La conformisation des pouvoirs politiques post-coloniaux aux mentalités de la monarchie a produit un président "roi", sous le nom de "Père de la nation" et un peuple qui lui est soumis.L'objectif de la deuxième République était de lutter contre les erreurs de la première République, qui, depuis les années 1968 (plus ou moins 7 ans seulement après son instauration) commençait le divorce avec les idéaux de la République et de la démocratie. Pourtant, la deuxième République aurait été pire, d'après certains observateurs, sous une "odeur de sainteté" selon l'expression de C. Braeckman 536 . L'image d'un mwami nécessairement unique, puissant et non soumis aux atteintes du temps s'était transposée dans celle du "père de la nation", que s'était créée le président J. Habyarimana. Le mwami, au sein des frontières de son royaume, qui fluctuaient selon la mesure de son pouvoir, était forcément unique. Après l'avènement d'une république qualifiée de "presidential mwamiship", l'ensemble de la culture liée à l'exercice du pouvoir suprême reste teintée, sans aucune surprise, d’une mentalité antérieure à l'indépendance.

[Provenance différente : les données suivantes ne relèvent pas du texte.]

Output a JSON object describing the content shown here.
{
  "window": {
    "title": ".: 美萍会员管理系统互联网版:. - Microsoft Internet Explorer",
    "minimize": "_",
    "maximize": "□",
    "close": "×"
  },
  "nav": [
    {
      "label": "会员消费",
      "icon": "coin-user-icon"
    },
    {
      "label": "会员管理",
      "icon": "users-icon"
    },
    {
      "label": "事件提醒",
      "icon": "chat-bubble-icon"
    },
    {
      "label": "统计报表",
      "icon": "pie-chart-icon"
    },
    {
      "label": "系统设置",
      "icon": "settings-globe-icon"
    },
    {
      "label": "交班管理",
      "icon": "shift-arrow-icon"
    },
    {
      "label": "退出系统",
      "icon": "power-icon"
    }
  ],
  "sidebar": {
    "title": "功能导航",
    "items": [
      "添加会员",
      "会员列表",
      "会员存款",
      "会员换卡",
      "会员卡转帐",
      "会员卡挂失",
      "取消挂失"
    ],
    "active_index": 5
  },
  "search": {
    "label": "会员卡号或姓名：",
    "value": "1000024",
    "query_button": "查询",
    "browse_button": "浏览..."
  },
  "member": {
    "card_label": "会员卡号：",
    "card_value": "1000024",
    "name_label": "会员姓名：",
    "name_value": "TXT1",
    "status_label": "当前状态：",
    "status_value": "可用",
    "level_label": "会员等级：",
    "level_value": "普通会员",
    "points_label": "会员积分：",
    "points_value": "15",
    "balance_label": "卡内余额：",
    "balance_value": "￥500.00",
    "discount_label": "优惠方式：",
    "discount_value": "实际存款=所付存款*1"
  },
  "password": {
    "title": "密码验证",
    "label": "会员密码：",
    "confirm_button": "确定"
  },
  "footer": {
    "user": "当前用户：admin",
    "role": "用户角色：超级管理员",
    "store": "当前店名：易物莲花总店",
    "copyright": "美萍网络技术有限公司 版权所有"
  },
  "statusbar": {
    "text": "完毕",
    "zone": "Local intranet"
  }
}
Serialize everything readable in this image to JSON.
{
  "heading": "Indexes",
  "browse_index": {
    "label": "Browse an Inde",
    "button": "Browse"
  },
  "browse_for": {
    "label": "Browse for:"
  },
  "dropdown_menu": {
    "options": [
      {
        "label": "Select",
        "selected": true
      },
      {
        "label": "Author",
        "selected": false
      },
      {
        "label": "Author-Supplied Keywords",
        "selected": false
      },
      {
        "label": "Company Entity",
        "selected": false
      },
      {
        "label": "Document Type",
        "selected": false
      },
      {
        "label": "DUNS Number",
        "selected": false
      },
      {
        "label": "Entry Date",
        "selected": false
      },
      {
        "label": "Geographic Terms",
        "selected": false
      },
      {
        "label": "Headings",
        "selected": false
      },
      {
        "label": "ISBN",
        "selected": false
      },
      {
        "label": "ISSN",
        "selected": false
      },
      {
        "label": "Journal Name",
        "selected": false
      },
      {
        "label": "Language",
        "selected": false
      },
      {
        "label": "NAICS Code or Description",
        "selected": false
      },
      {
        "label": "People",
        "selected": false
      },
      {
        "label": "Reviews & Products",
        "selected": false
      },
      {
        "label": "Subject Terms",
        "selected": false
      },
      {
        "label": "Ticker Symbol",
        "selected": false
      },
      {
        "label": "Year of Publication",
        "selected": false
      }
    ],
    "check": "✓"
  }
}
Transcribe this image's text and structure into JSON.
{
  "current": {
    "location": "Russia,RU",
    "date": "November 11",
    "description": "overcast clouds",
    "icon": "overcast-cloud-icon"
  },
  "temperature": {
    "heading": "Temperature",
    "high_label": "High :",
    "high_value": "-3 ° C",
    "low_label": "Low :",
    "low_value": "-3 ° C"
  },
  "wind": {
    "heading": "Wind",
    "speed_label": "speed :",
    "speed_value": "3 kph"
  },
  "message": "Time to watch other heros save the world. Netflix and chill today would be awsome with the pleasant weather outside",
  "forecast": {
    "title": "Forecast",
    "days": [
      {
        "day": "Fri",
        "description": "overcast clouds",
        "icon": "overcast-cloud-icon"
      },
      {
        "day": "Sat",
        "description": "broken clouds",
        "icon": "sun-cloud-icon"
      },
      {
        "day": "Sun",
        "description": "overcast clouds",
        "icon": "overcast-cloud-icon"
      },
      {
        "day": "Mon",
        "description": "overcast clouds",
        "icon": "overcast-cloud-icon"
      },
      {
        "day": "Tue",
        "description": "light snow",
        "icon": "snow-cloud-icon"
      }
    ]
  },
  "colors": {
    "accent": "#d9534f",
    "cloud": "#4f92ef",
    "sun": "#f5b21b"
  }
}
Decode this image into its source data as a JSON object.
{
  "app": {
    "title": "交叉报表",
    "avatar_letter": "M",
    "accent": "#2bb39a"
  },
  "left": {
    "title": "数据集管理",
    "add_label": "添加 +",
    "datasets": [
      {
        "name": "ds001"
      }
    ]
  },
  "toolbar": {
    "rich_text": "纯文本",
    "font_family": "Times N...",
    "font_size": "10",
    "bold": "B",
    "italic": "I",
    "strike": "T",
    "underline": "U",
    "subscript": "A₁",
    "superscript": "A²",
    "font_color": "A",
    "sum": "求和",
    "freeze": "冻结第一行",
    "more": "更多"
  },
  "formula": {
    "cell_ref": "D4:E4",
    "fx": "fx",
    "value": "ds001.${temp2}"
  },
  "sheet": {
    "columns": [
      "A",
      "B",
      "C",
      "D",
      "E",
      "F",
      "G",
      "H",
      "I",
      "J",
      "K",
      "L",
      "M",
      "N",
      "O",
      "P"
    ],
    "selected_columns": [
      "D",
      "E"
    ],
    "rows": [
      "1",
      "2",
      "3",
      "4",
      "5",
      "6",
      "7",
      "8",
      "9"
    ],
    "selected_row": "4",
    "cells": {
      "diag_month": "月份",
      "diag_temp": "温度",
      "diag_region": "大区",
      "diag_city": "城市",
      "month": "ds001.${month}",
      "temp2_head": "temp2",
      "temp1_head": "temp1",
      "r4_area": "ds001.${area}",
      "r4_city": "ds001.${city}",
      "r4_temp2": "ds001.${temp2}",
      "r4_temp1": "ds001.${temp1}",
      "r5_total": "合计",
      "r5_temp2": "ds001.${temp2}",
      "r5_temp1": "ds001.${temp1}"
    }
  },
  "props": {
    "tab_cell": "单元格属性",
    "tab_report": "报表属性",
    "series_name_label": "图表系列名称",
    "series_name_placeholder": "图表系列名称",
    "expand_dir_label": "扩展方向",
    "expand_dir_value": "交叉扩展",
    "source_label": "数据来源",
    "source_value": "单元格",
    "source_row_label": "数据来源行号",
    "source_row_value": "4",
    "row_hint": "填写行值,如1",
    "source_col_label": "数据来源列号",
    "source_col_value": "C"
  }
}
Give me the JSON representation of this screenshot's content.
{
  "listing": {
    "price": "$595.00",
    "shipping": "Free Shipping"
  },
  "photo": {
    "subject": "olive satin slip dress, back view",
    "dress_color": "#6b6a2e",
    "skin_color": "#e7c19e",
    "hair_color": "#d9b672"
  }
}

Sous la deuxième république, le chef de l'Etat continue à incarner le pouvoir, sous la figure de "père de la nation", qui reprend à son compte la totalité du pouvoir du mwami, drainant progressivement à lui des pouvoirs séparés dans la forme. Les discours développementistes et les visites présidentielles à la campagne étaient et confortaient l'image de fécondateur du pays, que donnait autrefois la circulation du roi entre ses résidences, puis les déplacements du mwami vers les différentes chefferies. 537

Le chef de l'Etat représente donc la puissance et la source de la vie. La population croit que le changement ne ferait que créer des ennuis, des malheurs. Nous avons vu que, quand des intellectuels ont commencé à réclamer le multipartisme, donc une coexistence possible de puissances potentielles, "cette perspective du multipartisme a donné lieu à une expression massive de craintes"; on pouvait entendre dire "où trouvera-t-on un parti pareil au MRND ?" Le parti unique incarnait son fondateur, le président de la République, le Père de la nation, qu'il ne faudrait pas toucher. Le pouvoir n'a-t-il pas usé de cette mentalité pour faire passer son idéologie chez les paysans dans les années 1990 !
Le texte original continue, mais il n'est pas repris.